The hats of the fortunate ones were curved and twisted into the style of spring's latest proclamation.
A strange being rode out of the brush among them, and there sat his horse languidly. He was stained and disfigured with the green of the grass and the limestone of rocky roads.
"Hallo, Pearson," said Daddy Weaver. "Look like you've been breaking a mustang. What's that you've got tied to your saddle--a pig in a poke?"
"Oh, come on, Tonia, if you're going," said Betty Rogers. "We mustn't wait any longer. We've saved a seat in the buckboard for you. Never mind the hat.

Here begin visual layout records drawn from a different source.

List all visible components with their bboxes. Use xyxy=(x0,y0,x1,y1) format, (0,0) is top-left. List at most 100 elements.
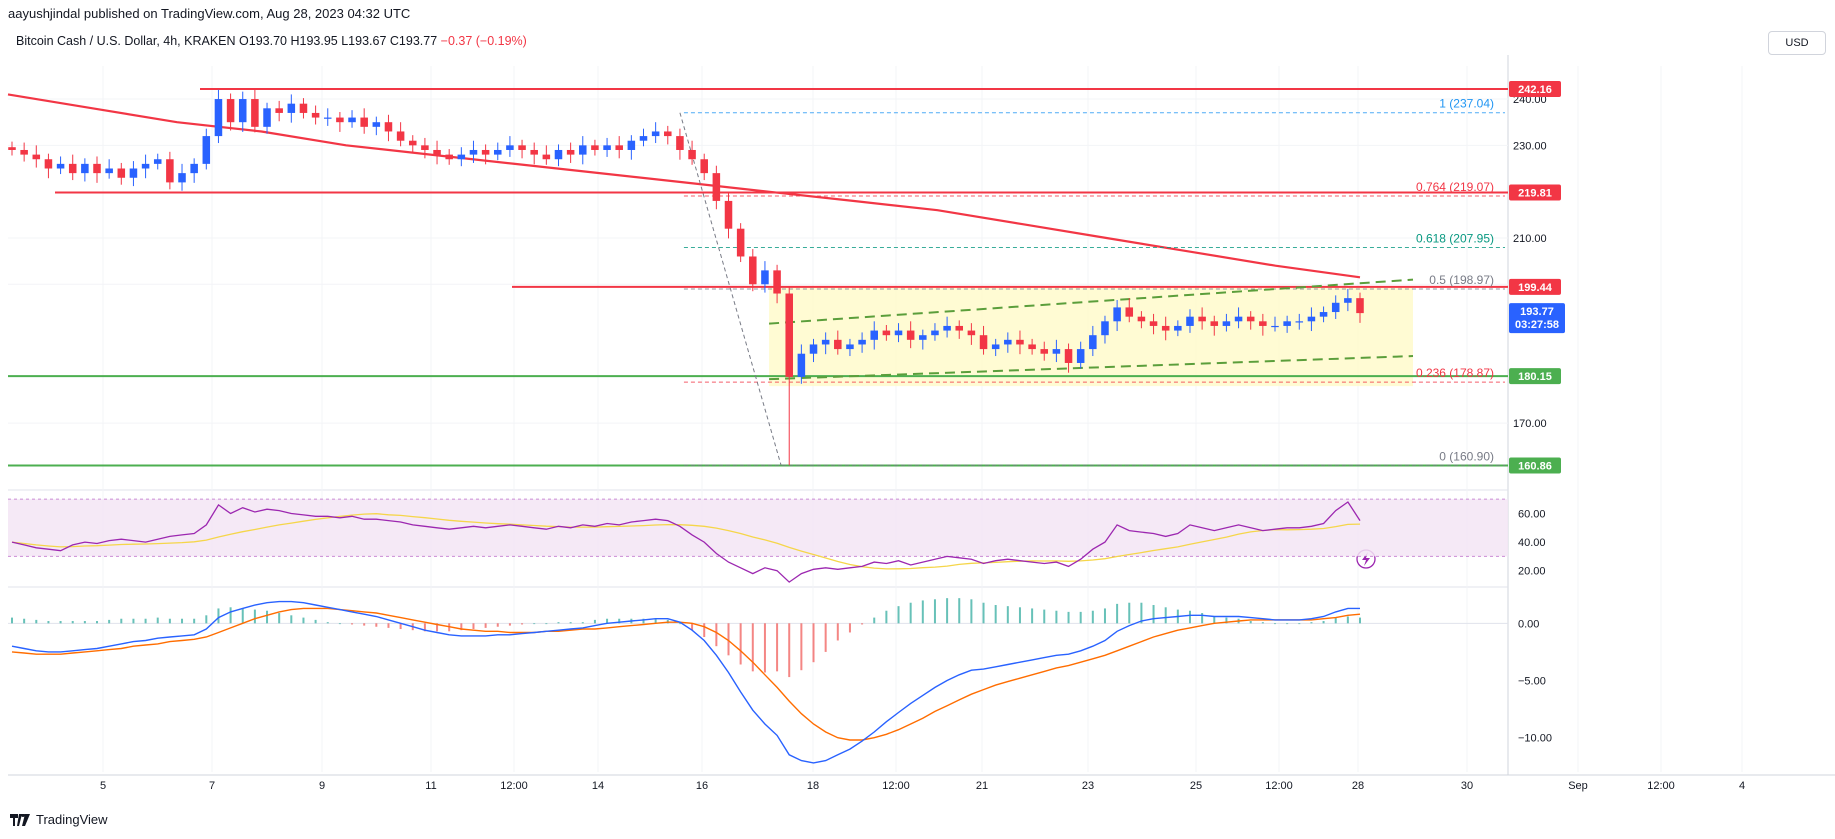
macd-histogram-bar xyxy=(132,618,135,624)
macd-histogram-bar xyxy=(618,618,621,624)
candle-body xyxy=(712,173,721,201)
moving-average-line xyxy=(7,93,1361,279)
x-tick-label: 21 xyxy=(976,780,988,792)
candle-body xyxy=(348,117,356,123)
macd-histogram-bar xyxy=(946,598,949,624)
macd-histogram-bar xyxy=(897,606,900,624)
macd-histogram-bar xyxy=(399,623,402,630)
candle-body xyxy=(749,256,757,285)
candle-body xyxy=(214,99,223,137)
fib-level-label: 0.764 (219.07) xyxy=(1416,180,1494,194)
high-value: H193.95 xyxy=(290,34,338,48)
macd-histogram-bar xyxy=(1140,602,1143,624)
candle-body xyxy=(336,117,344,123)
candle-body xyxy=(1161,325,1170,331)
candle-body xyxy=(894,330,903,336)
rsi-tick-label: 40.00 xyxy=(1518,537,1546,549)
candle-body xyxy=(676,136,684,150)
candle-body xyxy=(566,149,575,155)
macd-histogram-bar xyxy=(96,621,99,624)
fib-trend-line xyxy=(679,112,782,466)
macd-histogram-bar xyxy=(241,608,244,624)
last-price-tag xyxy=(1509,303,1565,334)
price-tag-label: 160.86 xyxy=(1518,460,1552,472)
candle-body xyxy=(724,200,733,229)
candle-body xyxy=(1174,325,1182,331)
macd-histogram-bar xyxy=(788,623,791,678)
macd-histogram-bar xyxy=(193,618,196,624)
macd-tick-label: −10.00 xyxy=(1518,733,1552,745)
candle-body xyxy=(700,159,708,174)
candle-body xyxy=(906,330,915,340)
macd-histogram-bar xyxy=(533,623,536,625)
macd-histogram-bar xyxy=(848,623,851,633)
macd-histogram-bar xyxy=(266,610,269,624)
publisher-line: aayushjindal published on TradingView.co… xyxy=(8,6,411,21)
price-tag xyxy=(1509,278,1561,295)
candle-body xyxy=(1064,349,1073,363)
candle-body xyxy=(153,159,162,164)
close-value: C193.77 xyxy=(389,34,438,48)
macd-histogram-bar xyxy=(873,617,876,624)
macd-histogram-bar xyxy=(982,602,985,624)
candle-body xyxy=(287,103,296,113)
macd-histogram-bar xyxy=(1249,621,1252,624)
candle-body xyxy=(1040,349,1049,354)
candle-body xyxy=(639,136,648,141)
macd-histogram-bar xyxy=(1006,606,1009,624)
macd-histogram-bar xyxy=(35,619,38,624)
x-tick-label: 11 xyxy=(425,780,436,792)
candle-body xyxy=(834,339,842,350)
candle-body xyxy=(1283,321,1291,326)
macd-histogram-bar xyxy=(1128,602,1131,624)
candle-body xyxy=(1186,316,1194,326)
macd-histogram-bar xyxy=(1152,605,1155,624)
macd-histogram-bar xyxy=(144,618,147,624)
candle-body xyxy=(1246,316,1255,322)
candle-body xyxy=(238,99,247,123)
macd-histogram-bar xyxy=(824,623,827,652)
macd-histogram-bar xyxy=(59,621,62,624)
currency-button[interactable]: USD xyxy=(1768,31,1826,55)
macd-histogram-bar xyxy=(496,623,499,627)
candle-body xyxy=(251,99,259,127)
candle-body xyxy=(579,145,587,155)
macd-histogram-bar xyxy=(776,623,779,672)
candle-body xyxy=(506,145,514,150)
price-tag-label: 199.44 xyxy=(1518,282,1553,294)
macd-histogram-bar xyxy=(800,623,803,671)
macd-histogram-bar xyxy=(654,618,657,624)
macd-histogram-bar xyxy=(1091,610,1094,624)
macd-histogram-bar xyxy=(1359,617,1361,624)
candle-body xyxy=(736,228,745,257)
candle-body xyxy=(773,270,781,294)
macd-histogram-bar xyxy=(108,619,111,624)
candle-body xyxy=(615,145,623,150)
candle-body xyxy=(1210,321,1219,326)
candle-body xyxy=(323,117,332,119)
macd-histogram-bar xyxy=(812,623,815,663)
macd-histogram-bar xyxy=(1298,623,1301,625)
macd-histogram-bar xyxy=(326,622,329,624)
macd-histogram-bar xyxy=(715,623,718,647)
candle-body xyxy=(1319,312,1328,317)
rsi-tick-label: 20.00 xyxy=(1518,566,1546,578)
macd-histogram-bar xyxy=(168,618,171,624)
open-value: O193.70 xyxy=(239,34,287,48)
footer-brand[interactable]: TradingView xyxy=(10,812,108,827)
lightning-icon-bolt xyxy=(1362,552,1370,566)
candle-body xyxy=(651,131,660,137)
candle-body xyxy=(991,344,1000,350)
macd-histogram-bar xyxy=(1286,623,1289,625)
x-tick-label: 7 xyxy=(209,780,215,792)
macd-histogram-bar xyxy=(958,598,961,624)
macd-histogram-bar xyxy=(1346,616,1349,624)
macd-histogram-bar xyxy=(703,623,706,638)
y-tick-label: 240.00 xyxy=(1513,94,1547,106)
fib-level-label: 0 (160.90) xyxy=(1439,449,1494,463)
macd-histogram-bar xyxy=(387,623,390,628)
candle-body xyxy=(408,140,417,146)
macd-histogram-bar xyxy=(1261,622,1264,624)
candle-body xyxy=(1307,316,1316,322)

That lovely muslin you've got on looks sweet enough with any old hat."
Pearson was slowly untying the queer thing on his saddle. Tonia looked at him with a sudden hope. Pearson was a man who created hope. He got the thing loose and handed it to her. Her quick fingers tore at the strings.
"Best I could do," said Pearson slowly. "What Road Runner and me done to it will be about all it needs."

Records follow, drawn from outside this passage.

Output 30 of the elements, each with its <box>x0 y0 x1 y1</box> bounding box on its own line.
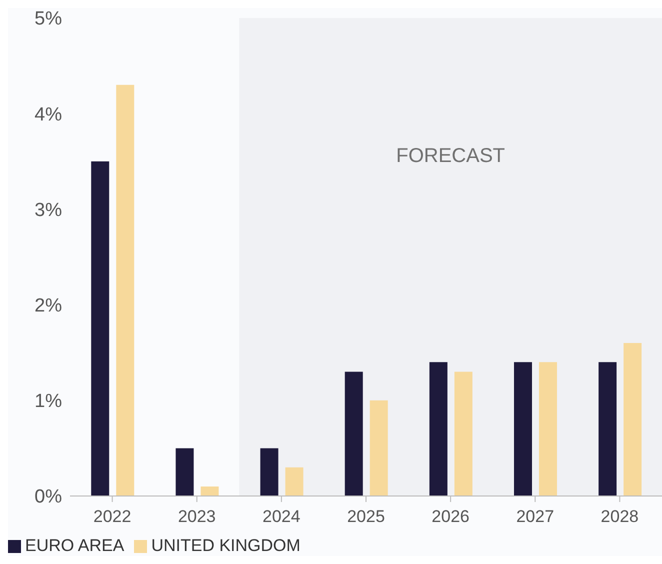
y-tick-label: 4% <box>34 104 62 126</box>
bar <box>200 486 219 496</box>
bar <box>514 362 532 496</box>
x-tick-label: 2022 <box>93 507 132 526</box>
y-tick-label: 3% <box>34 200 62 221</box>
y-tick-label: 1% <box>34 391 62 412</box>
x-tick-label: 2028 <box>600 507 639 526</box>
x-tick-label: 2027 <box>516 507 554 526</box>
legend-label: UNITED KINGDOM <box>151 536 300 555</box>
bar <box>176 448 194 496</box>
band-label: FORECAST <box>396 145 506 168</box>
x-tick-label: 2023 <box>178 507 216 526</box>
bar <box>624 343 642 496</box>
bar <box>91 161 110 496</box>
y-tick-label: 0% <box>34 486 62 508</box>
legend-label: EURO AREA <box>25 536 124 555</box>
bar <box>285 467 304 496</box>
x-tick-label: 2026 <box>432 507 470 526</box>
y-tick-label: 5% <box>34 8 62 30</box>
bar <box>116 84 134 496</box>
bar <box>598 362 617 496</box>
bar <box>539 362 557 496</box>
bar <box>454 372 472 496</box>
x-tick-label: 2024 <box>262 507 300 526</box>
bar <box>260 448 278 496</box>
bar <box>429 362 448 496</box>
y-tick-label: 2% <box>34 296 62 317</box>
bar <box>344 372 363 496</box>
bar <box>370 400 388 496</box>
x-tick-label: 2025 <box>347 507 385 526</box>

"Oh, oh! it's just the right shape," shrieked Tonia. "And red roses! Wait till I try it on!"
She flew in to the glass, and out again, beaming, radiating, blossomed.

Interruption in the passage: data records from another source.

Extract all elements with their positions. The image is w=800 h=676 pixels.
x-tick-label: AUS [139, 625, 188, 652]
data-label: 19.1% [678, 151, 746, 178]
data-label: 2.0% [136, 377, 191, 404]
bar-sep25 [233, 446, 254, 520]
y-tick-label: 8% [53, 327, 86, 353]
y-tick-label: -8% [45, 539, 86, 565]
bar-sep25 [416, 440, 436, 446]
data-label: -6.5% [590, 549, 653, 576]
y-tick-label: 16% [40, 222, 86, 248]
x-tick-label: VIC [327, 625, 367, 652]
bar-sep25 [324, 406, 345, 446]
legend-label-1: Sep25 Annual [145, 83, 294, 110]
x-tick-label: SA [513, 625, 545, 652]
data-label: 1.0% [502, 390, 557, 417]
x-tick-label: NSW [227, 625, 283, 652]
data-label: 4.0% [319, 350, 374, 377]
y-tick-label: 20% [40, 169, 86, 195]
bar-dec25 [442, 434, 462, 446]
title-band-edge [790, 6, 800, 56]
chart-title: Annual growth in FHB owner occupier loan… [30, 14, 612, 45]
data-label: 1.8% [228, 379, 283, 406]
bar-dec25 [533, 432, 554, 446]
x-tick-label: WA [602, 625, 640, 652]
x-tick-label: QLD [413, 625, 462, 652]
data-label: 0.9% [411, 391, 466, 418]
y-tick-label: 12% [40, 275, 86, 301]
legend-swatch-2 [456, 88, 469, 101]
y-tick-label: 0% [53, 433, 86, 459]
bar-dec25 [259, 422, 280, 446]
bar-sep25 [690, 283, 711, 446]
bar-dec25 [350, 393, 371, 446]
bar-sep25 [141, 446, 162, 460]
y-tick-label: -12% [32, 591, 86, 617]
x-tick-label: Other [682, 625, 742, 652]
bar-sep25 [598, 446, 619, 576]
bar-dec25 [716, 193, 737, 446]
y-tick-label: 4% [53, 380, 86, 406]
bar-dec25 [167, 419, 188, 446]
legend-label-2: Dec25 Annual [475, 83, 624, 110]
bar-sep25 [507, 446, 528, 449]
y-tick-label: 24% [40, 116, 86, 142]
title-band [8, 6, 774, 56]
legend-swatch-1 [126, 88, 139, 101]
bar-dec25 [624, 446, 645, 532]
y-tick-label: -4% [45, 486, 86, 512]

"Oh, don't red become her?" chanted the girls in recitative. "Hurry up, Tonia!"
Tonia stopped for a moment by the side of Road Runner.
"Thank you, thank you, Wells," she said, happily. "It's just what I wanted. Won't you come over to Cactus to-morrow and go to church with me?"
"If I can," said Pearson. He was looking curiously at her hat, and then he grinned weakly.
Tonia flew into the buckboard like a bird. The vehicles sped away for Cactus.
"What have you been doing, Pearson?" asked Daddy Weaver. "You ain't looking so well as common."
"Me?" said Pearson. "I've been painting flowers. Them roses was white when I left Lone Elm. Help me down, Daddy Weaver, for I haven't got any more paint to spare."
ROUND THE CIRCLE
"Find yo' shirt all right, Sam?" asked Mrs. Webber, from her chair under the live-oak, where she was comfortably seated with a paper-back volume for company.
"It balances perfeckly, Marthy," answered Sam, with a suspicious pleasantness in his tone. "At first I was about ter be a little reckless and kick 'cause ther buttons was all off, but since I diskiver that the button holes is all busted out, why, I wouldn't go so fur as to say the buttons is any loss to speak of."
"Oh, well," said his wife, carelessly, "put on your necktie--that'll keep it together."
Sam Webber's sheep ranch was situated in the loneliest part of the country between the Nueces and the Frio. The ranch house--a two-room box structure--was on the rise of a gently swelling hill in the midst of a wilderness of high chaparral. In front of it was a small clearing where stood the sheep pens, shearing shed, and wool house. Only a few feet back of it began the thorny jungle.
Sam was going to ride over to the Chapman ranch to see about buying some more improved merino rams. At length he came out, ready for his ride. This being a business trip of some importance, and the Chapman ranch being almost a small town in population and size, Sam had decided to "dress up" accordingly. The result was that he had transformed himself from a graceful, picturesque frontiersman into something much less pleasing to the sight. The tight white collar awkwardly constricted his muscular, mahogany-colored neck. The buttonless shirt bulged in stiff waves beneath his unbuttoned vest. The suit of "ready-made" effectually concealed the fine lines of his straight, athletic figure. His berry-brown face was set to the melancholy dignity befitting a prisoner of state. He gave Randy, his three-year-old son, a pat on the head, and hurried out to where Mexico, his favorite saddle horse, was standing.
Marthy, leisurely rocking in her chair, fixed her place in the book with her finger, and turned her head, smiling mischievously as she noted the havoc Sam had wrought with his appearance in trying to "fix up."
"Well, ef I must say it, Sam," she drawled, "you look jest like one of them hayseeds in the picture papers, 'stead of a free and independent sheepman of the State o' Texas."
Sam climbed awkwardly into the saddle.